Wing seeks to fly higher after 2016 success.
The New York Giants’ offense was bailed out several times by the defense last season, but special teams played their part as well.
Punter Brad Wing made facing the already daunting task of facing the Giants’ defense even harder as he forced opposing offenses to begin their drives deep within their own territory.
Wing’s prowess was especially on display during the Giants’ playoff push in December, when Wing earned back-to-back Special Teams Player of the Week Awards for his efforts in wins over Dallas and Detroit.
But Wing’s season ended on a grounded note, as he was not immune to the Giants’ struggles in their NFC Wild Card loss to the Green Bay Packers in January.

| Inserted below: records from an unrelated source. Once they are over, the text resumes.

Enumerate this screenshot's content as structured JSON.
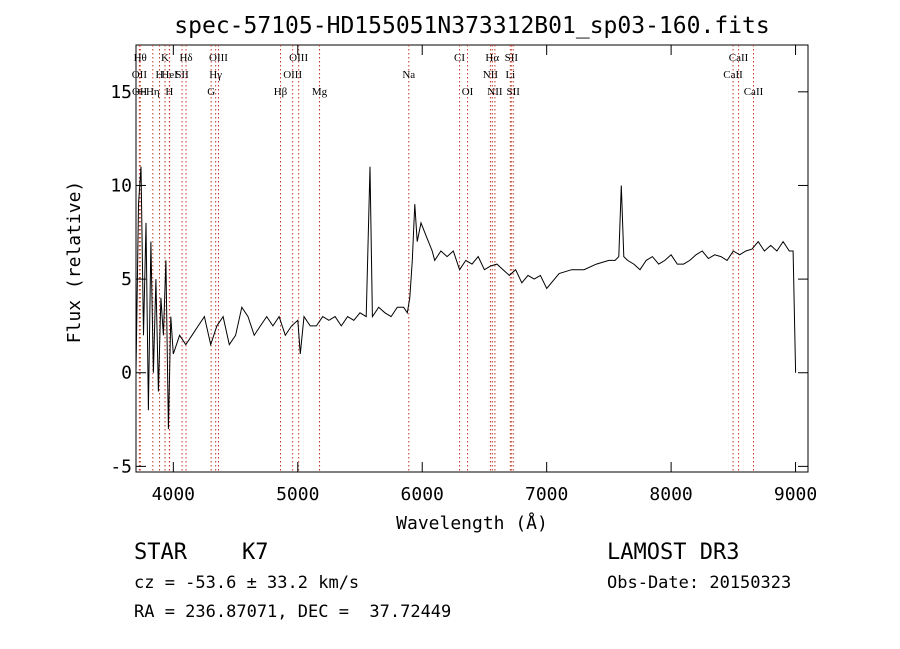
{
  "chart_data": {
    "type": "line",
    "title": "spec-57105-HD155051N373312B01_sp03-160.fits",
    "xlabel": "Wavelength (Å)",
    "ylabel": "Flux (relative)",
    "xlim": [
      3700,
      9100
    ],
    "ylim": [
      -5.3,
      17.5
    ],
    "x_ticks": [
      4000,
      5000,
      6000,
      7000,
      8000,
      9000
    ],
    "y_ticks": [
      -5,
      0,
      5,
      10,
      15
    ],
    "series": [
      {
        "name": "flux",
        "x": [
          3700,
          3720,
          3740,
          3760,
          3780,
          3800,
          3820,
          3840,
          3860,
          3880,
          3900,
          3920,
          3940,
          3960,
          3980,
          4000,
          4050,
          4100,
          4150,
          4200,
          4250,
          4300,
          4350,
          4400,
          4450,
          4500,
          4550,
          4600,
          4650,
          4700,
          4750,
          4800,
          4850,
          4900,
          4950,
          5000,
          5020,
          5050,
          5100,
          5150,
          5200,
          5250,
          5300,
          5350,
          5400,
          5450,
          5500,
          5550,
          5580,
          5600,
          5650,
          5700,
          5750,
          5800,
          5850,
          5880,
          5900,
          5920,
          5940,
          5960,
          5990,
          6020,
          6050,
          6080,
          6100,
          6150,
          6200,
          6250,
          6300,
          6350,
          6400,
          6450,
          6500,
          6550,
          6600,
          6650,
          6700,
          6750,
          6800,
          6850,
          6900,
          6950,
          7000,
          7100,
          7200,
          7300,
          7400,
          7500,
          7550,
          7580,
          7600,
          7620,
          7650,
          7700,
          7750,
          7800,
          7850,
          7900,
          7950,
          8000,
          8050,
          8100,
          8150,
          8200,
          8250,
          8300,
          8350,
          8400,
          8450,
          8500,
          8550,
          8600,
          8650,
          8700,
          8750,
          8800,
          8850,
          8900,
          8950,
          8980,
          9000
        ],
        "values": [
          0,
          9,
          11,
          2,
          8,
          -2,
          7,
          0,
          5,
          -1,
          4,
          2,
          6,
          -3,
          3,
          1,
          2,
          1.5,
          2,
          2.5,
          3,
          1.5,
          2.5,
          3,
          1.5,
          2,
          3.5,
          3,
          2,
          2.5,
          3,
          2.5,
          3,
          2,
          2.5,
          2.8,
          1,
          3,
          2.5,
          2.5,
          3,
          2.8,
          3,
          2.5,
          3,
          2.8,
          3.2,
          3,
          11,
          3,
          3.5,
          3.2,
          3,
          3.5,
          3.5,
          3.2,
          4,
          6,
          9,
          7,
          8,
          7.5,
          7,
          6.5,
          6,
          6.5,
          6.2,
          6.5,
          5.5,
          6,
          5.8,
          6.2,
          5.5,
          5.7,
          5.8,
          5.5,
          5.2,
          5.5,
          4.8,
          5.2,
          5,
          5.2,
          4.5,
          5.3,
          5.5,
          5.5,
          5.8,
          6,
          6,
          6.2,
          10,
          6.2,
          6,
          5.8,
          5.5,
          6,
          6.2,
          5.8,
          6,
          6.3,
          5.8,
          5.8,
          6,
          6.3,
          6.5,
          6.1,
          6.3,
          6.2,
          6,
          6.5,
          6.3,
          6.5,
          6.6,
          7,
          6.5,
          6.8,
          6.5,
          7,
          6.5,
          6.5,
          0
        ]
      }
    ],
    "lines": [
      {
        "label": "Hθ",
        "x": 3734,
        "row": 1
      },
      {
        "label": "K",
        "x": 3933,
        "row": 1
      },
      {
        "label": "Hδ",
        "x": 4102,
        "row": 1
      },
      {
        "label": "OIII",
        "x": 4363,
        "row": 1
      },
      {
        "label": "OIII",
        "x": 5007,
        "row": 1
      },
      {
        "label": "CI",
        "x": 6300,
        "row": 1
      },
      {
        "label": "Hα",
        "x": 6563,
        "row": 1
      },
      {
        "label": "SII",
        "x": 6716,
        "row": 1
      },
      {
        "label": "CaII",
        "x": 8542,
        "row": 1
      },
      {
        "label": "OII",
        "x": 3727,
        "row": 2
      },
      {
        "label": "H",
        "x": 3889,
        "row": 2
      },
      {
        "label": "HeI",
        "x": 3970,
        "row": 2
      },
      {
        "label": "SII",
        "x": 4070,
        "row": 2
      },
      {
        "label": "Hγ",
        "x": 4340,
        "row": 2
      },
      {
        "label": "OIII",
        "x": 4959,
        "row": 2
      },
      {
        "label": "Na",
        "x": 5892,
        "row": 2
      },
      {
        "label": "NII",
        "x": 6548,
        "row": 2
      },
      {
        "label": "Li",
        "x": 6708,
        "row": 2
      },
      {
        "label": "CaII",
        "x": 8498,
        "row": 2
      },
      {
        "label": "OII",
        "x": 3729,
        "row": 3
      },
      {
        "label": "Hη",
        "x": 3835,
        "row": 3
      },
      {
        "label": "H",
        "x": 3968,
        "row": 3
      },
      {
        "label": "G",
        "x": 4304,
        "row": 3
      },
      {
        "label": "Hβ",
        "x": 4861,
        "row": 3
      },
      {
        "label": "Mg",
        "x": 5175,
        "row": 3
      },
      {
        "label": "OI",
        "x": 6364,
        "row": 3
      },
      {
        "label": "NII",
        "x": 6584,
        "row": 3
      },
      {
        "label": "SII",
        "x": 6731,
        "row": 3
      },
      {
        "label": "CaII",
        "x": 8662,
        "row": 3
      }
    ]
  },
  "info": {
    "object_class": "STAR",
    "subclass": "K7",
    "survey": "LAMOST DR3",
    "redshift": "cz = -53.6 ± 33.2 km/s",
    "obs_date": "Obs-Date: 20150323",
    "coords": "RA = 236.87071, DEC =  37.72449"
  }
}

The loss has haunted Wing, but it’s nothing Special Teams Coordinator Tom Quinn doesn’t think he can’t recover from.
“He just kept working. I mean he’s got a tremendous work ethic,” Quinn said when asked what worked for Wing last season.
“(We as a unit) tried to simplify it for him a little bit and he did. I think as his confidence grows and you could see the true ability come out, and he’s got a lot of ability. He’s very talented.”
Can Wing recover from the playoff loss?
Wing struggled to pin the Packers deep, his puts getting lost and in frozen Green Bay air. He averaged just under 40 yards per kick, situating the Packers inside their own 20 only twice.
Wing can be trusted, however, as his stats have improved year after year. You almost never want to see your punter on the field, as his prescience more often than not indicates a failed offensive possession. However the left-footed Wing often soothed the blow, dropping 28 punts inside the 20-yard-line (tied for 8th in the NFL in 2016).
Does Wing have a shot at achieving Giants franchise history this season?
Definitely. In his maiden year in New York, 2015, Wing downed 33 punts inside the 20, tying a Giants’ record set by Brad Maynard in 1997 and 1998.
Should the reports of his stronger leg and renewed sense of confidence and redemption be proven true this season, it’s possible he can shatter the mark held by Maynard since the 90’s.
There were times last season when calling Wing the Giants’ MVP was not an enormous stretch of the imagination. His kicks made opposing offenses uncomfortable and set the table for defensive heroics.
Wing’s final contributions may go unnoticed in the final box score–unless, of course, he tallies another fake punt “touchdown”–but as the Giants regretfully discovered in 2010, a punt can make or break a team.
More often that not, Wing’s antics have helped the Giants more than hurt them.